Ankara’da bu kış böyle. Kısacası Ankara böyle.
Mevsimin adının ne olduğunun pek önemli olmadığı bir kent burası. Yazı baran, kışı ayran olmaya hazır her dem.
Sokakların yegane ağaçlarından olan ve nedense bu kış yapraklarını ve palamutlarını hala dökmemiş olan Palamut Ağaçlarının, o kızıl- sarı yapraklarının arasından dallarının tomurcuklanmış uçları var. Nasıl bir armoni görmeli insan. Aylar öncesi yerlerde sürüklenmesi gereken o kupkuru yaprakların hemen yanında yeşillenmeye yüz tutmuş bir hayat görmek.
Şaşırdım. Güldüm.
O haşmetli dalları, Kumrular Sokağının epeycesini saran Palamut Ağacının en üstünde olmak gösterdi bu mucizeyi bana. Gariptir, gerçek büyüklükler, yerden de baksanız, üstten de baksanız değişmiyor. O ağacın muhteşemliği, kendi sırlarını saklıyor hep.
Şimdiye değin bilmediğin bir yalın hikaye, önüne seriliveriyor. Niye, en üstteki dalların uçlarında yeni bir hayat şekilleniyor? Ufacık bir tomurcuk, ne zaman hayat buluyor?
Garip.
Yaprağını, kozalağını dökmeyen bir ağaç, nasıl yeşeriyor?
Rüzgarı mı eksik bu Ankara’nın yoksa yağmuru mu? Güneşi mi fazla, don vakti mi az?
Bir gariplik var, bir yeni serancam bizi izliyor.

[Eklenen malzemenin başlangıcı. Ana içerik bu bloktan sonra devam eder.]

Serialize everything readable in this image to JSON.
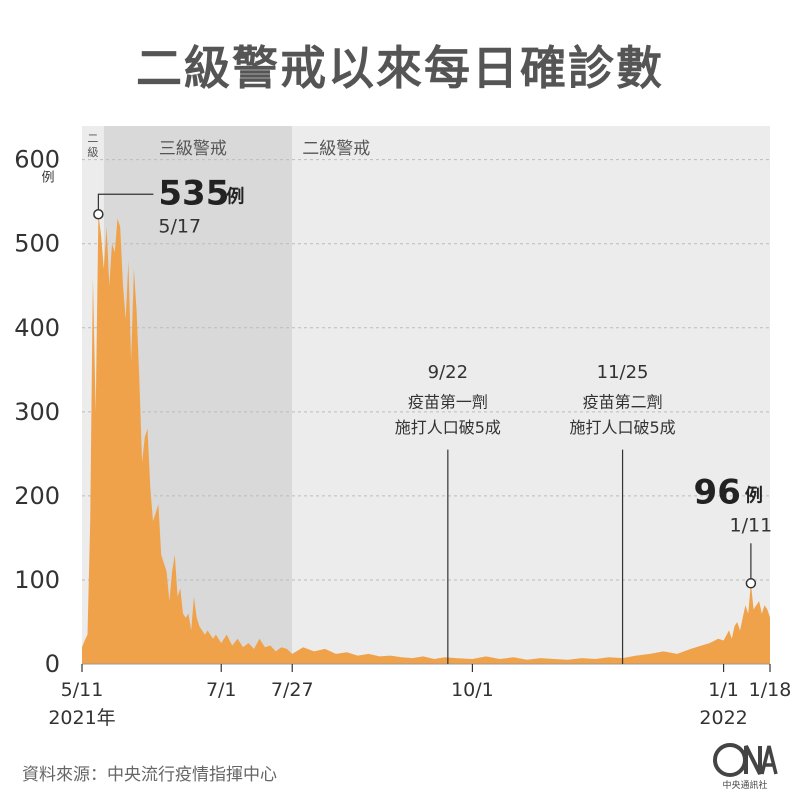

Bugün Şubat mış. Bugün Şubat’ın başıymış. Ben bu sabah Ankara’da baharı gördüm. Bu sabah Ankara’da sokakların asıl sahibi olan ağaçların uyanışını gördüm. Kımıldayan bir uzanış, ayağa kalkış, hayatı gördüm. Palamut Ağaçlarının bilinmeyen hikayelerinde yeni bir yaşam gördüm.
Şubat’ı gördüm.
1948 Yılı Şubat Takvim yaprağıyla, ne kadar düşünülürse!